Shawn Johnson

Personal information
- Date of birth: 28 February 2003 (age 23)
- Position: Defender

Team information
- Current team: Municipal Liberia (on loan from Herediano)

Senior career*
- Years: Team / Apps / (Gls)
- 2021–2023: Guanacasteca / 64 / (0)
- 2023–: Herediano / 23 / (2)
- 2025–2026: → Municipal Liberia (loan) / 28 / (0)

International career^{‡}
- 2022: Costa Rica U20 / 2 / (0)
- 2026–: Costa Rica / 1 / (0)

= Shawn Johnson (footballer) =

Costa Rican association football player

Shawn Johnson (born 28 February 2003) is a Costa Rican professional footballer who plays as a defender for Municipal Liberia, on loan from Herediano, and the Costa Rica national football team.

==Club career==
From Escazú, and a full-back, Johnson played for Guanacasteca from 2021, and played 20 games with the team in the 2023 Apertura tournament prior to signing with Club Sport Herediano in December 2023. He scored his first professional goal for Herediano against Municipal Grecia in February 2024.
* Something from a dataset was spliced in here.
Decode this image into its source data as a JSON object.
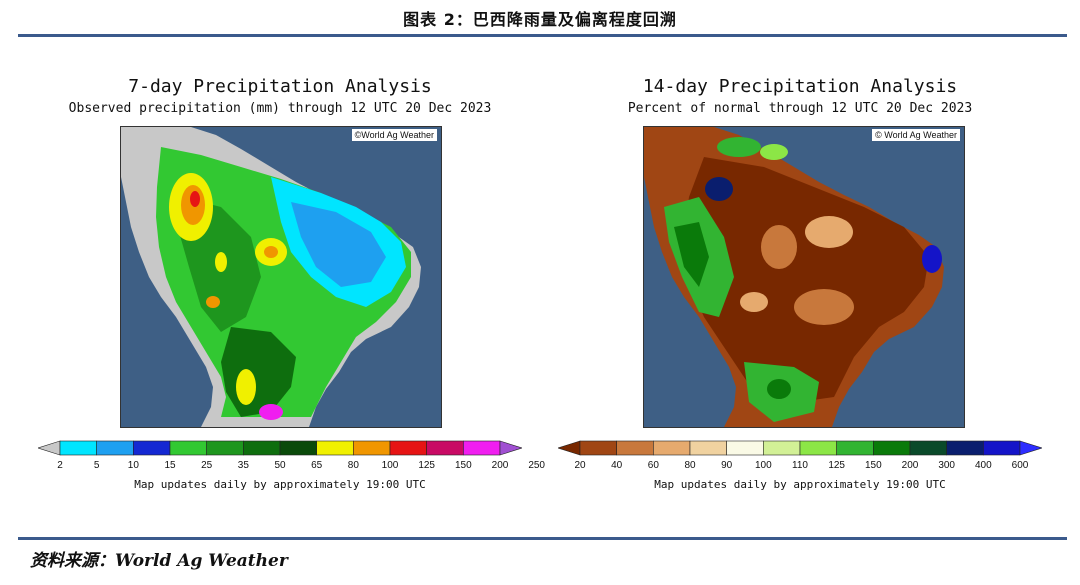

In 2025 and 2026, Johnson played for Municipal Liberia, on loan from Herediano, for whom he reminded under contract until June 2026.

==International career==
Johnson played for Costa Rica U20 at the 2022 Concacaf Under-20 Championship. He was called up to the senior Costa Rica national football team in March 2026. He made his senior debut in a friendly match against England in Orlando, Florida on 10 June 2026.